The application of Glare as fuselage skin material for the A380 is widely known. In 2003 a major break-through was achieved with the application of Glare in the Leading Edge of the vertical and horizontal tail plane of the Airbus A380. With this new application a first structural application of Glare outside aircraft fuselages was found.
The Leading Edge of a wing or tail plane mainly has two functions. The first is to maintain the right aerodynamic shape of the wing as a whole and secondly it has to protect the wing from any in-flight impact damages.
During take off and landing, debris like small stones can be moved and impact the wing or empennage. Further, in flight one of the major threats for the wing leading edges is impact by birds. A bird impact will cause severe damage to the wing with a possible loss of control for the aircraft in case of damage of the major structure of the wing. Bird impact is therefore one of the main design drivers for a leading edge.
It is known that Glare has good impact properties, which are governed by the so-called strain-rate behaviour of the glass fibres in the laminate. This phenomenon results in a higher strength of the fibres at higher loading rates. One can image that a bird impact during flight is the source for very high strain rates. On request of Airbus, application of Glare in a leading edge was therefore investigated from the year 2001.

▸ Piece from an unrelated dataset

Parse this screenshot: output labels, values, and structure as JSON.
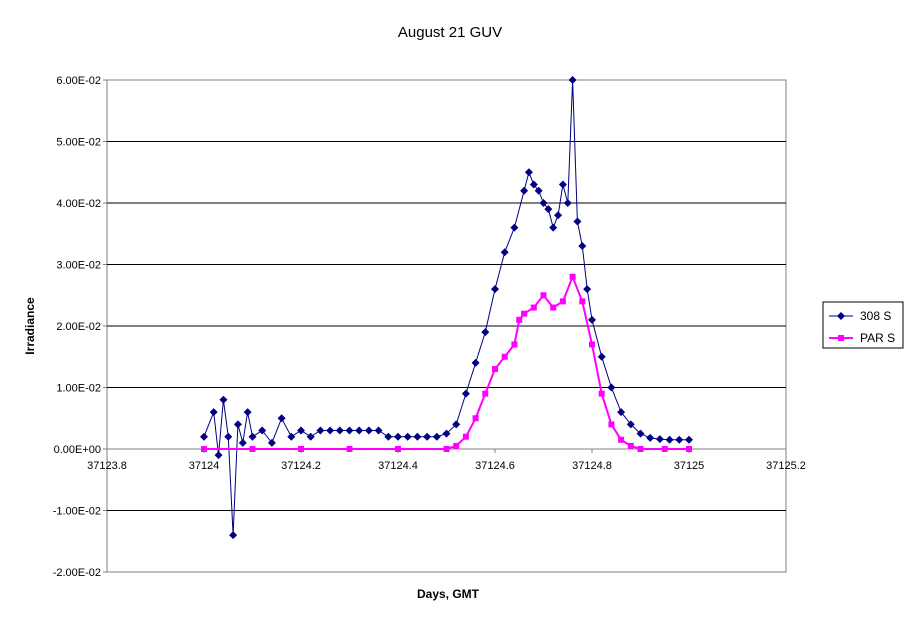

Verification tests using qualified test set-ups and facilities have shown that Glare indeed shows very good bird impact behaviour. In comparison to aluminium this results either in a better protection of the structure (less damage) or in a lighter design.
The size of the Airbus A380 is enormous. The vertical tail plane has a length of about 16 metres. These dimensions result in a second challenge namely: the production of Glare Leading Edges. FMLC developed a production method to manufacture the Leading Edges in a simple manner including a dedicated quality assurance system.